Opera UK
JULIAN GRANT
 
Fierrabras, Schubert
Juliane Banse (Emma), Twyla Robinson (Florinda), Irene Friedli (Maragond), Jonas Kaufmann (Fierrabras), Christoph Strehl (Eginhard), Michael Voile (Roland), László Polgár (Konig Karl), Gunther Groissbock (Boland), Ruben Drole (Brutamonte), Wolfgang Beuschel (Schubert), Chorus and Orchestra of Zurich Opera, c. Franz WelserMost,p. Gudrun Hartmann. d. Christian Schmidt, video director Thomas Grimm. EMI Classics 50096992.2 DVD (171 minutes) 
The task: to make viable a flawed opera, with its subject matter having little connection to an early 21 st-century audience. Gudrun Hartmann’s production puts it inside the composer’s head, and has Schubert (who bears an uncanny resemblance to Anthony Hopkins) act as master of ceremonies in his own creation. Has Schubert created the piece to elicit approval from his father (doubly personified by the inflexible figures of Karl and Boland, the Frankish and Moorish kings)? The three young male leads are Schubert doppelganger, and the whole is set in an early 19th-century Biedermeyer drawing room complete with grand piano (which moves around at Pountney-ish angles throughout the evening). It is like a domestic Musikabend, with a touch (but maybe not enough) of E.T.A. Hoffmann about it. Schubert introduces the players, blindfold from the sides of the stage, and sends them on their way, prompting their dialogue and arming them with sheet music, so they sing part of the time from copies. It’s an intriguing concept, and it could just work, except that the piece needs more visual contrast throughout a long evening and somehow more gung-ho early Romanticism in its approach. The society whence Schubert sprung was doubtless paternalistic and repressive, but maybe the act of writing chivalric operas in this period functioned as escapism, in which case, in this production, one feels the need of a more decisive coup de théâtre along the way. By the end of the evening the device of Schubert, the fat controller, becomes annoying: he is a spectre at his own feast, undermining what little dramatic pacing his creation has.

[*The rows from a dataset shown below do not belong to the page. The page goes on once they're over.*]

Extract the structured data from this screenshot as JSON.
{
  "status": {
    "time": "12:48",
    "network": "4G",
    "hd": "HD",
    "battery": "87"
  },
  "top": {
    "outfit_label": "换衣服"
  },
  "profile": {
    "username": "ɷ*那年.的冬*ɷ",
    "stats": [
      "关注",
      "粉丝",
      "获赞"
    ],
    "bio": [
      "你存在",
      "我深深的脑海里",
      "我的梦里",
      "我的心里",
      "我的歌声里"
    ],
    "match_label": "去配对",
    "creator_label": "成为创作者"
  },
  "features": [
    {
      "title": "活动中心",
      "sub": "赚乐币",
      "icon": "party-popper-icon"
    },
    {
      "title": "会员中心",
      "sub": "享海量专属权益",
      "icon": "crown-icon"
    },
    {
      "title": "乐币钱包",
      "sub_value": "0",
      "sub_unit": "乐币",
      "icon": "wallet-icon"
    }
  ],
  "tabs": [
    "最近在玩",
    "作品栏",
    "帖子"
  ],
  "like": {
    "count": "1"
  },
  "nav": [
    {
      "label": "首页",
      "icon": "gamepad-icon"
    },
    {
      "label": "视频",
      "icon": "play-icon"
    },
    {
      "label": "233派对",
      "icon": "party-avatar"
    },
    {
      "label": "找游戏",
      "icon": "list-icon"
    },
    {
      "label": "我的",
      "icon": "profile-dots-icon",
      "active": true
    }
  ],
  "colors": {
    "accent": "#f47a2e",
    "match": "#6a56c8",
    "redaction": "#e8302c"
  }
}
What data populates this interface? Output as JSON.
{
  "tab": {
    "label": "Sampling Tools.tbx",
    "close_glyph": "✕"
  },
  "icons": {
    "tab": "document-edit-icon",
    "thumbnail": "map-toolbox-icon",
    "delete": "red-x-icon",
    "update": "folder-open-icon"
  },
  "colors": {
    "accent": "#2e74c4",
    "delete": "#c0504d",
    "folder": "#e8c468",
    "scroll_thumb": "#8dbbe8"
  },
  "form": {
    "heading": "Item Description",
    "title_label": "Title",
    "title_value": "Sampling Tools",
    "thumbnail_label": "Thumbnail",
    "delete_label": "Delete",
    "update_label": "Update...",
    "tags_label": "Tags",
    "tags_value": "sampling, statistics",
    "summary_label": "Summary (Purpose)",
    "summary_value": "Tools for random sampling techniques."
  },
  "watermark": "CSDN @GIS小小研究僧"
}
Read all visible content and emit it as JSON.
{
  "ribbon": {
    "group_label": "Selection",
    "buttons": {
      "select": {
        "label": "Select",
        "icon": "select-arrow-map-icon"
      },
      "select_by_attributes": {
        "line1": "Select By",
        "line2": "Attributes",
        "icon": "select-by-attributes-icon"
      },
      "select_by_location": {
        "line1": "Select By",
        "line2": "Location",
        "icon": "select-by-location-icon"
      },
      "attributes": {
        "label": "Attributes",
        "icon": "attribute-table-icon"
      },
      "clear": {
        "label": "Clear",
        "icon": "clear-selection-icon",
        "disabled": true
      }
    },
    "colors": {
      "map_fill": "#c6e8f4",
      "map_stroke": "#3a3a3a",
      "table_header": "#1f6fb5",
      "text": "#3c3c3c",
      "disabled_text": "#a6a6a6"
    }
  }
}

Franz Welser-Möst and his Zurich forces make the most of some arresting music, which contains surprising harmonic shifts and imaginative Weberish orchestration, and their way with some attractively lyrical portions is nuanced and beguiling, but even the most rabid Schubertian cannot pretend that the lyricism on offer here gets to the heart of the dramatic or emotional matter in the way that Schubert songs do, not that there is much heart of the matter to get to in this cardboard chivalric caper. It is very remote subject matter indeed; lots of knightly posturing, and Schubert’s pacing vitiates much of the energy. Melodically there is nothing very memorable, and Schubert is unable to place his lyrical moments convincingly. The end of the second act is interesting, with the feisty Florinda reporting on an offstage battle by means of an agitated spoken melodrama (much in vogue in early German Romantic opera). It is surprising and has (at last) some dramatic voltage, but coming at the end of an act, it cheats us of any sort of vocal climax. Beethoven and Weber’s use of spoken word accompanied by music is so much more dramatically placed in Fidelio and Der Freischütz.

At this point in this performance the thought occurs that the two female leads should have been cast the other way around—Twyla Robinson’s Florinda has attractive but shallow tone, but is overstretched and inaudible in the dramatic moments, and Juliane Banse’s passive drip Emma (not her fault, but Schubert’s) is sung with rich, alluring tone, which is decidedly unwieldy in Schubert’s intricate and surprising forays into the upper reaches. Vocal honours go to Christoph Strehl as the conflicted suitor Eginhard, who has much of the most lyrical music. He is the one male character who is a bit of a softie. Michael Volle makes much of little as Roland, but all the male characters are so upright and well meaning that you just want to slap them. Jonas Kaufmann shows real star quality as Fierrabras and sings his one aria in a lustrous baritonal tenor, but one wonders why the opera is not called Eginhard—or Roland—as the title character has so little to do. In the finale this is made explicit in the production: Schubert manically distributes music to the cast in the grand finale and repeatedly misses out Fierrabras, who has to make do with sharing copies with less exalted characters. It is a good joke, and it shows him as an outsider, yes, but it fatally exposes the opera, for all its occasional felicities and moments of interest, as misshapen. This is a thought-provoking version, but a bit of a long haul.